The latest data from the Central Bank of Nigeria (CBN) reveals that the reserves now stand at $33.58 billion as of June 19, 2024. This marks a substantial recovery from the end of March 2024, when the reserves peaked at $33.83 billion before entering a period of decline.

The rise in FX reserves follows three months of notable fluctuations, which saw the reserves plummet to a low of $32.11 billion on April 19, 2024, raising concerns about the nation’s financial stability. In response, the central bank Governor addressed the issue at the IMF Spring meeting in April.

Since then, a steady and consistent upward trajectory has been observed, coinciding with a period of exchange rate stability. This month, the official exchange rate has averaged N1,481/$1, fluctuating within a narrow band of plus or minus 0.06%.

According to CBN data, forex reserves have risen by 5%, or $1.47 billion, in the last two months, climbing from $32.11 billion on April 19, 2024, to $33.58 billion by June 19, 2024. This growth represents a significant boost for the country’s external reserves, as the CBN continues to implement policies that attract forex liquidity.

Critics, however, will note the improved liquidity position, considering the myriad of policies implemented by the central bank over the past year and several promises of potential forex inflow from foreign portfolio investors. Improved liquidity in forex turnover has been observed, with the average turnover for June to date at $199 million daily compared to $168 million in the same period in May. Total forex turnover in June is now $2.1 billion, spanning 11 days of trading.

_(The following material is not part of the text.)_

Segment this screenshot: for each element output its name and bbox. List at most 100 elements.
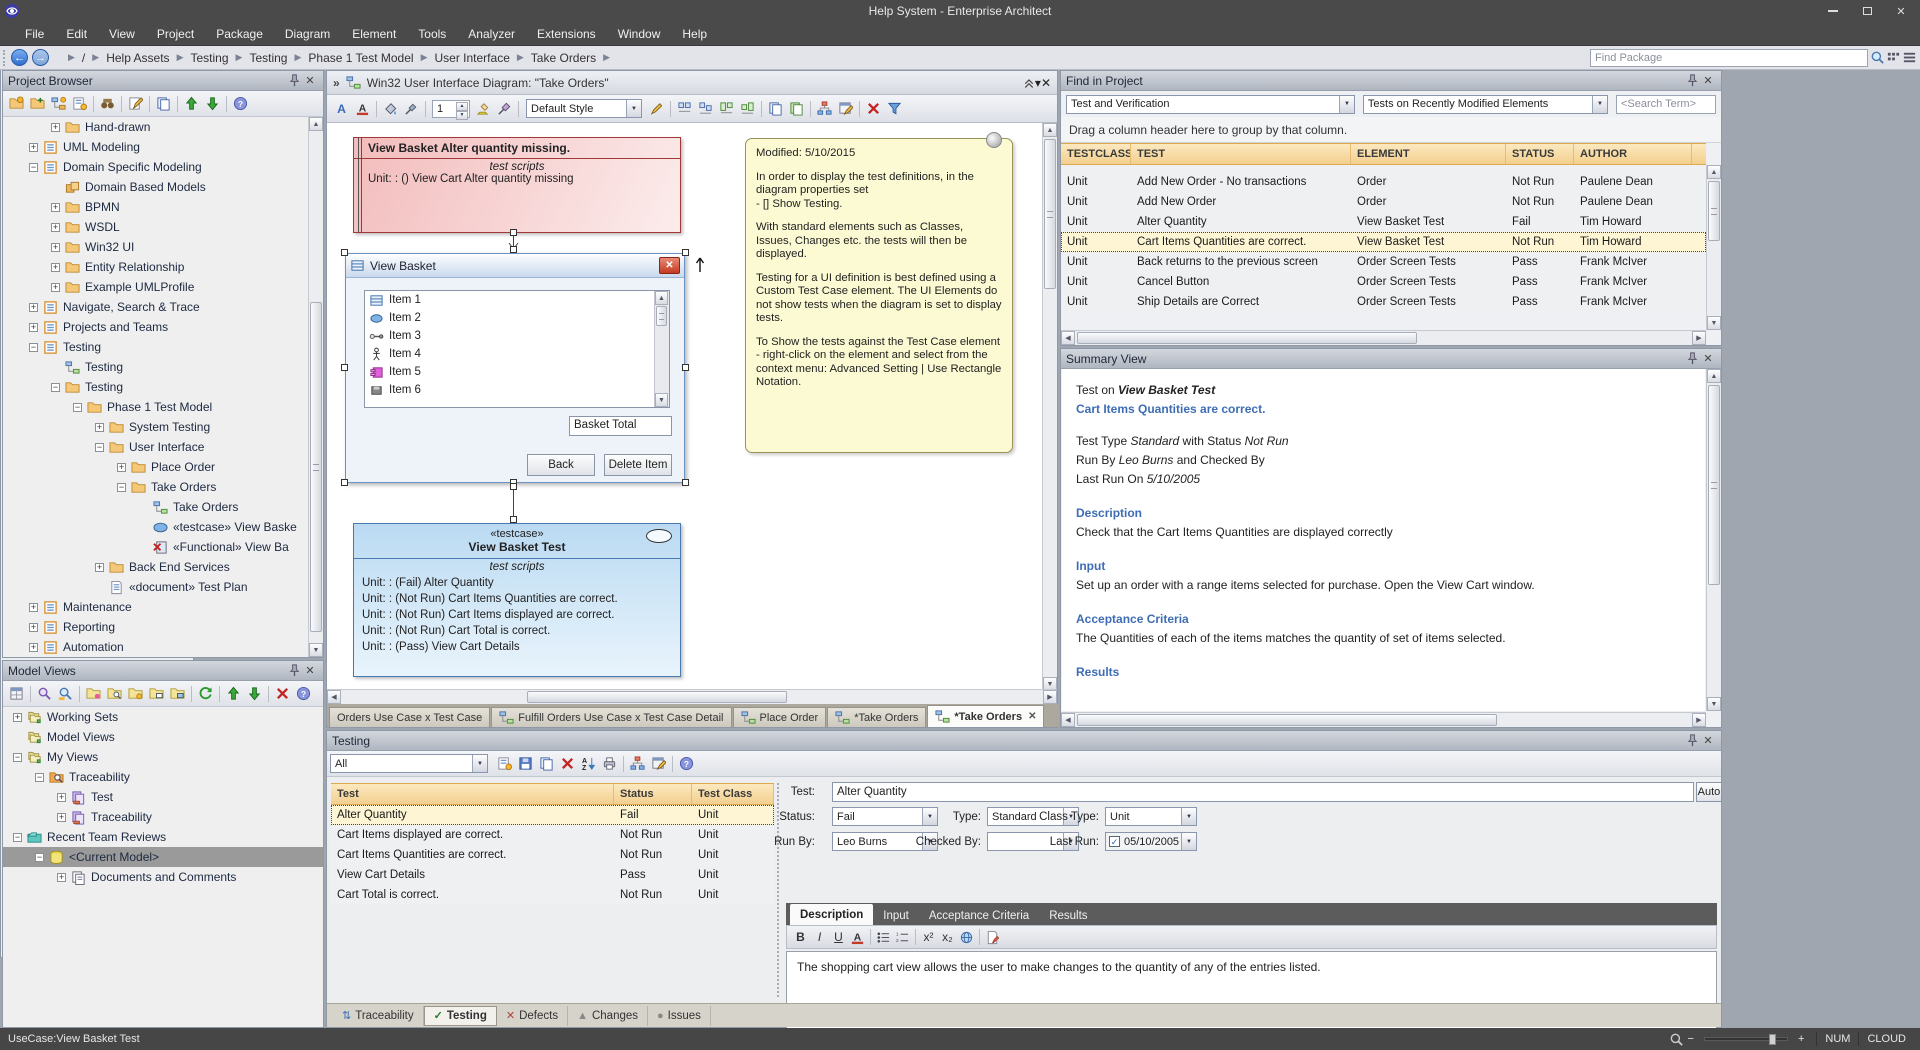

The Monetary Policy Committee (MPC) recently urged the CBN to focus on boosting external reserves. The Monetary Policy Communique from its 295th meeting noted:

“The Committee also noted the marginal increase in the external reserve balance between March and April 2024 and urged the Bank to sustain its focus on accretion to reserves.”

To ensure a steady flow of foreign exchange into the country, the CBN plans to double diaspora remittance inflows this year.

Additionally, Afrexim Bank recently disbursed $925 million, another tranche of the $3.3 billion crude oil-backed loan agreement with the NNPC from last year. This brings the total payment for the facility to $3.175 billion, aiming to stabilize the forex market amid severe volatility.

Moreover, the World Bank has approved $2.25 billion in loans to Nigeria to bolster economic stability and support vulnerable populations. This financial injection is designed to provide immediate financial and technical support for Nigeria’s urgent economic stabilization efforts.